Feature Pyramid Network is used as the backbone.

# FCOS

Fully Convolutional One-Stage Object Detection

FCOS is anchor-box free, as well as proposal free. FCOS works by predicting a 4D vector (l, t, r, b) encoding the location of a bounding box at each foreground pixel (supervised by ground-truth bounding box information during training).

This done in a per-pixel prediction way, i.e., for each pixel, the network try to predict a bounding box from it, together with the label of class. To counter for the pixel which are far from the ground truth object (center), a centerness score is also predicted which downweights the prediction for those pixels.

If a location falls into multiple bounding boxes, it is considered as an ambiguous sample. For now, we simply choose the bounding box with minimal area as its regression target.

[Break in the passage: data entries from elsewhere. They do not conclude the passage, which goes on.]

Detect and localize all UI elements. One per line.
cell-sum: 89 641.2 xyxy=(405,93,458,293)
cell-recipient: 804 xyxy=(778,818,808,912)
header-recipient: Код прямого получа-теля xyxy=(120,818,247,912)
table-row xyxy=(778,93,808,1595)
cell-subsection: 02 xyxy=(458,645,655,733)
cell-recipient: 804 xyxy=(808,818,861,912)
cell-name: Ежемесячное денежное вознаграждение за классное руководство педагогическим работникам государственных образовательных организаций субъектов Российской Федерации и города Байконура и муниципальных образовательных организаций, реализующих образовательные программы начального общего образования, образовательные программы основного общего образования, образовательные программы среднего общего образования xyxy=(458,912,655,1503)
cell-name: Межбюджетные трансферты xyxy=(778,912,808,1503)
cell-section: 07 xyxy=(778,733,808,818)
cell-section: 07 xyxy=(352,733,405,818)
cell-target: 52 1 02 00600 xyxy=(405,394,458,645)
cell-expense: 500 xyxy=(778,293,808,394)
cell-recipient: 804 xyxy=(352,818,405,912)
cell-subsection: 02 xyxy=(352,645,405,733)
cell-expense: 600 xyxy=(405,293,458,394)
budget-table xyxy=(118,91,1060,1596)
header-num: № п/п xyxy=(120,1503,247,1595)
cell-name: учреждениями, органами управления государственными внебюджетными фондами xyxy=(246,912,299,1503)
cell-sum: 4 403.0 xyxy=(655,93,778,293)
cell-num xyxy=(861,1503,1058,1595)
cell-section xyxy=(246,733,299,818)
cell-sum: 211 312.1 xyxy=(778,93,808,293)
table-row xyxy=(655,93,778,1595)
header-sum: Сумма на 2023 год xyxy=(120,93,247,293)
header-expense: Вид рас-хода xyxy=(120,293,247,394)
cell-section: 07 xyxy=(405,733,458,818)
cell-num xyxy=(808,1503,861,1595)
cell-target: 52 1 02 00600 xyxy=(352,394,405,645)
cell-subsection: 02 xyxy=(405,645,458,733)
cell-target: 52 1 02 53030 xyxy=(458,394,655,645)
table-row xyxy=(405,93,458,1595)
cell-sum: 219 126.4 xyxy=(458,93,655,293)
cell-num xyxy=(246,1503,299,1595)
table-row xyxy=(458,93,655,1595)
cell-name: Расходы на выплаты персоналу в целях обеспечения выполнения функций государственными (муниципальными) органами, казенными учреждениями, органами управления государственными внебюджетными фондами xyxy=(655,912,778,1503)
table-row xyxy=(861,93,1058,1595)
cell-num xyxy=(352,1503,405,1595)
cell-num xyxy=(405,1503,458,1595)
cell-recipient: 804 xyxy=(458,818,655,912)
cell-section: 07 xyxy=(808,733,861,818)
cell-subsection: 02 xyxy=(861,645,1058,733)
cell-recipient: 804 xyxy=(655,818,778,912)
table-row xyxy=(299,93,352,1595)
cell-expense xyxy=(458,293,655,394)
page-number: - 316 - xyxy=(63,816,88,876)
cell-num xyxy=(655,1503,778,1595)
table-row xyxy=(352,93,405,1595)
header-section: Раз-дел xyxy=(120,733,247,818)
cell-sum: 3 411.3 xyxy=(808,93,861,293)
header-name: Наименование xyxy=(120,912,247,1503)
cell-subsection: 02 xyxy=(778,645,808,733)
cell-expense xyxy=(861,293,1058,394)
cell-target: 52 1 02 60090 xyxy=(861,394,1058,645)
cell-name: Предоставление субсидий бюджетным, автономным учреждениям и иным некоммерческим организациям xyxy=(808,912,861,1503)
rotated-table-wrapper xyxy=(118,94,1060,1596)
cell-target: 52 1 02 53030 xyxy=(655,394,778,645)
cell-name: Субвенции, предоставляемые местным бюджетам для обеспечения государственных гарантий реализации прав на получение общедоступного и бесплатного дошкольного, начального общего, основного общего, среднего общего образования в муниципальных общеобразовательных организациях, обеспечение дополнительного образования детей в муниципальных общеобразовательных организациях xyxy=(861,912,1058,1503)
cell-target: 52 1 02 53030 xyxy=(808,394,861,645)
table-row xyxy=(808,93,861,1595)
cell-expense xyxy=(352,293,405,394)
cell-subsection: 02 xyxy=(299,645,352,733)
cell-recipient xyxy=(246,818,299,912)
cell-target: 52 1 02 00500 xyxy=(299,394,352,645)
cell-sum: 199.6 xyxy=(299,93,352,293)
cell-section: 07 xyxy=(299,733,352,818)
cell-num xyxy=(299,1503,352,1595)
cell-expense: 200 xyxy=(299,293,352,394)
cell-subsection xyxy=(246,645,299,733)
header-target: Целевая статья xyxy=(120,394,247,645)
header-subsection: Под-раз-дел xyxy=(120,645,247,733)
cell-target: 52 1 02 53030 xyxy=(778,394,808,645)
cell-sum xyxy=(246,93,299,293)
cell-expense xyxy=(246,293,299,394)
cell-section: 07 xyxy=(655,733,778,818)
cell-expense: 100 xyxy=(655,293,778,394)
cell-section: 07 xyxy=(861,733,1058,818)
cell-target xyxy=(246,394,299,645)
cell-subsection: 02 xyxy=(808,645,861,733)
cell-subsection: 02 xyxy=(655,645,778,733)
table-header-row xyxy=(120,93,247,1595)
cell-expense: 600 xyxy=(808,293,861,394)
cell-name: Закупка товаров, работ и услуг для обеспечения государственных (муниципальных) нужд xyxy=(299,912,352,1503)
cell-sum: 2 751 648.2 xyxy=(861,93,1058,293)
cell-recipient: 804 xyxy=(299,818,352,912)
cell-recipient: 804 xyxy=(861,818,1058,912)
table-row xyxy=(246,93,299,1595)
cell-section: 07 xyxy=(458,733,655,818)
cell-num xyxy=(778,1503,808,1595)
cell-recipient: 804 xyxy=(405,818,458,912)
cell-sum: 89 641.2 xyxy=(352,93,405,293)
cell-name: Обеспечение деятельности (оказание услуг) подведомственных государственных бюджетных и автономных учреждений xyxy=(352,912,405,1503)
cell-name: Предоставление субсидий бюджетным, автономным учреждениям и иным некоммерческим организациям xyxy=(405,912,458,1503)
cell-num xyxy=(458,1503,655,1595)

Feature Pyramid Network is used as the backbone.

# Objects as Points

This paper proposes a CenterNet, which formulates the object detection problem into the problem of detection the center of object and their size of the bounding box is then inferred from the neighbor around the center.

# CornerNet-Lite

CornerNet is yet another a single-stage object detection algorithm. CornerNet detects and groups the top-left and bottom-right corners of bounding boxes; it uses a stacked hourglass network to predict the heatmaps of the cor- ners and then uses associate embeddings to group them.

To improve the efficiency of CornerNet, CornerNet-Lite combines two of its variants, CornerNet-Saccade, which uses an attention mechanism to eliminate the need for exhaustively processing all pixels of the image, and CornerNet-Squeeze, which introduces a new compact backbone architecture.

CornerNet-Saccade compute three attention maps for predicting locations of objects at three scales: small (<32), medium (32~96) and lare (>96). The attention maps are generated from multi-scale of a hourglass network.

Written on April 2, 2019